The main limitation of our data was that we had only information on weight and height and thus could only calculate BMI. When considering heritability, BMI is conceptually problematic since it is a combination of height and several tissues contributing to weight. Thus, the genetic variation of BMI reflects the genetic variation of all these different body tissues, which are affected by partly different sets of genes [28]. This is an especially important issue for children since the body composition changes over the growth period [27]. However, BMI has found to correlate strongly with direct measures of body fat from 10 to 18 years of age [46], and a substantial amount of genetic variation is shared by BMI and waist circumference [47]. BMI can thus be regarded as a surrogate measure of direct measures of body fatness in large scale epidemiological studies. This complexity of BMI can explain why the genetic correlations of BMI in our study are lower than the genetic correlations of height. Thus, our results should be regarded as lower limits of genetic correlations of body fatness, and if using direct measures of body fat, higher estimates may be found.

Our data have also other limitations but also certain strengths. Our data did not have detailed longitudinal measures of the same individuals from infancy to adulthood. Thus, we were only able to calculate correlations but not apply, e.g., parametric growth models to analyze the growth curve patterns, which can also be associated with adult obesity [40]. Thus, our very large data do not compensate the need of repeated measures of same individuals over the growth period. Since we did not have information on adopted twins or non-twin relatives, we needed to assume random mating. There is evidence suggesting non-random mating both for BMI and height, which can lead to inflated shared environmental component if it generates a genetic correlation between spouses [48]. However, even though we found a shared environmental effect for height, we did not find it for BMI after early childhood.
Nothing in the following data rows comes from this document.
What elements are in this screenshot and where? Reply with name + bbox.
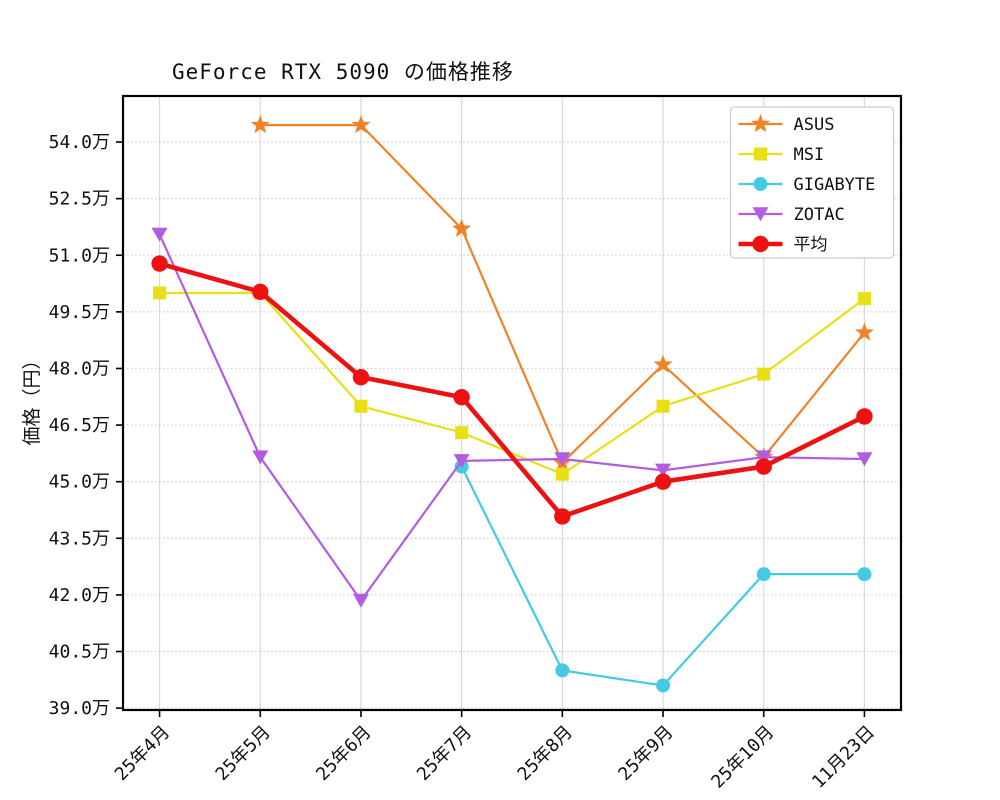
series-GIGABYTE xyxy=(454,459,872,693)
legend-item-ASUS: ASUS xyxy=(738,114,835,135)
svg-text:52.5万: 52.5万 xyxy=(49,189,110,210)
svg-text:ZOTAC: ZOTAC xyxy=(794,205,845,225)
svg-text:25年5月: 25年5月 xyxy=(211,722,274,785)
legend-item-平均: 平均 xyxy=(738,235,828,255)
svg-text:25年10月: 25年10月 xyxy=(707,722,778,793)
svg-text:54.0万: 54.0万 xyxy=(49,132,110,153)
svg-text:40.5万: 40.5万 xyxy=(49,642,110,663)
svg-text:MSI: MSI xyxy=(794,145,825,165)
svg-text:43.5万: 43.5万 xyxy=(49,528,110,549)
svg-text:ASUS: ASUS xyxy=(794,115,835,135)
chart-title: GeForce RTX 5090 の価格推移 xyxy=(172,60,514,84)
svg-text:11月23日: 11月23日 xyxy=(808,722,879,793)
legend-item-MSI: MSI xyxy=(738,145,825,165)
svg-text:25年4月: 25年4月 xyxy=(111,722,174,785)
axes-frame xyxy=(121,94,903,712)
svg-text:25年7月: 25年7月 xyxy=(413,722,476,785)
legend-item-GIGABYTE: GIGABYTE xyxy=(738,175,876,195)
svg-text:GIGABYTE: GIGABYTE xyxy=(794,175,876,195)
svg-text:45.0万: 45.0万 xyxy=(49,472,110,493)
x-tick-labels: 25年4月 25年5月 25年6月 25年7月 25年8月 25年9月 25年10月 11月2… xyxy=(111,722,879,793)
svg-text:平均: 平均 xyxy=(794,235,828,255)
y-tick-labels: 39.0万 40.5万 42.0万 43.5万 45.0万 46.5万 48.0万 49.5万… xyxy=(49,132,110,719)
legend: ASUS MSI GIGABYTE ZOTAC 平均 xyxy=(729,106,895,259)
svg-text:42.0万: 42.0万 xyxy=(49,585,110,606)
svg-text:46.5万: 46.5万 xyxy=(49,415,110,436)
series-平均 xyxy=(151,255,873,525)
svg-text:39.0万: 39.0万 xyxy=(49,698,110,719)
x-ticks xyxy=(158,710,866,717)
legend-item-ZOTAC: ZOTAC xyxy=(738,205,845,225)
svg-text:48.0万: 48.0万 xyxy=(49,358,110,379)
svg-text:49.5万: 49.5万 xyxy=(49,302,110,323)
svg-text:25年6月: 25年6月 xyxy=(312,722,375,785)
svg-text:51.0万: 51.0万 xyxy=(49,245,110,266)
svg-text:25年9月: 25年9月 xyxy=(614,722,677,785)
y-ticks xyxy=(116,141,123,709)
svg-text:25年8月: 25年8月 xyxy=(514,722,577,785)
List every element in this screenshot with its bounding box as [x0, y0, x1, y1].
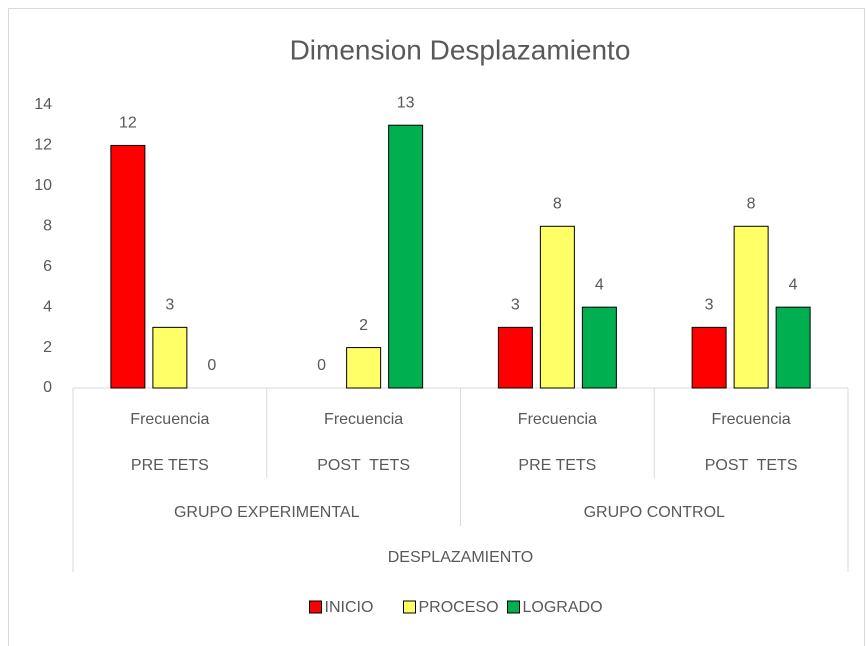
legend-swatch: [507, 600, 520, 614]
bar: [775, 306, 811, 389]
value-label: 12: [119, 115, 137, 132]
bar: [152, 326, 188, 389]
y-tick-label: 8: [43, 218, 52, 235]
value-label: 3: [705, 297, 714, 314]
chart-frame: [8, 8, 865, 646]
x-tick-label: Frecuencia: [130, 411, 209, 428]
bar: [733, 225, 769, 389]
y-tick-label: 0: [43, 379, 52, 396]
bar: [388, 124, 424, 389]
legend-swatch: [403, 600, 416, 614]
supergroup-label: DESPLAZAMIENTO: [388, 549, 534, 566]
y-tick-label: 6: [43, 258, 52, 275]
bar: [497, 326, 533, 389]
y-tick-label: 2: [43, 339, 52, 356]
value-label: 8: [747, 196, 756, 213]
value-label: 3: [511, 297, 520, 314]
y-tick-label: 4: [43, 298, 52, 315]
x-tick-label: Frecuencia: [712, 411, 791, 428]
group-label: GRUPO CONTROL: [584, 504, 725, 521]
value-label: 0: [317, 357, 326, 374]
x-subcategory-label: PRE TETS: [518, 457, 596, 474]
value-label: 0: [207, 357, 216, 374]
legend-label: PROCESO: [419, 599, 499, 616]
group-label: GRUPO EXPERIMENTAL: [174, 504, 360, 521]
y-tick-label: 12: [34, 137, 52, 154]
y-tick-label: 14: [34, 96, 52, 113]
bar: [110, 144, 146, 389]
bar: [346, 347, 382, 389]
legend-swatch: [309, 600, 322, 614]
value-label: 13: [397, 94, 415, 111]
x-subcategory-label: PRE TETS: [131, 457, 209, 474]
bar: [581, 306, 617, 389]
bar: [691, 326, 727, 389]
value-label: 3: [165, 297, 174, 314]
x-subcategory-label: POST TETS: [705, 457, 798, 474]
y-tick-label: 10: [34, 177, 52, 194]
bar: [539, 225, 575, 389]
value-label: 4: [595, 276, 604, 293]
x-tick-label: Frecuencia: [518, 411, 597, 428]
x-subcategory-label: POST TETS: [317, 457, 410, 474]
value-label: 8: [553, 196, 562, 213]
x-tick-label: Frecuencia: [324, 411, 403, 428]
legend-label: LOGRADO: [523, 599, 603, 616]
chart-title: Dimension Desplazamiento: [290, 34, 631, 65]
value-label: 2: [359, 317, 368, 334]
value-label: 4: [789, 276, 798, 293]
legend-label: INICIO: [325, 599, 374, 616]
A limitation was also that the large majority of our datasets came from European countries and nearly all other data represented North America, Australia and East Asia. Thus, our results can be generalized only for higher-income countries and mainly for Caucasian populations. However, to study possible ethnic heterogeneity, we repeated all analyses on data from Japan representing East Asia and could not find systematic differences in the patterns of correlations as compared to European cohorts. Our main strength is the very large sample size of genetically informative data allowing us to estimate the genetic correlations for all age and sex specific combinations, i.e., 342 correlation coefficients altogether. Thus, we were able to analyze the pattern of BMI correlations from infancy to early adulthood and compare this pattern to the pattern of height correlations. This is especially important since there is no a priori hypothesis on how these correlations would vary over the growth period.

In conclusion, genetic factors are the key determinants of the continuity of BMI from childhood to the onset of adulthood. The genetic correlations decreased after middle childhood; this may indicate that new genetic factors start to affect BMI and suggests that middle childhood is an important time to prevent adult obesity. We need better understanding of the behavioral and biological pathways through which these genetic factors affect BMI thus enabling interventions for children having high genetic risk to obesity.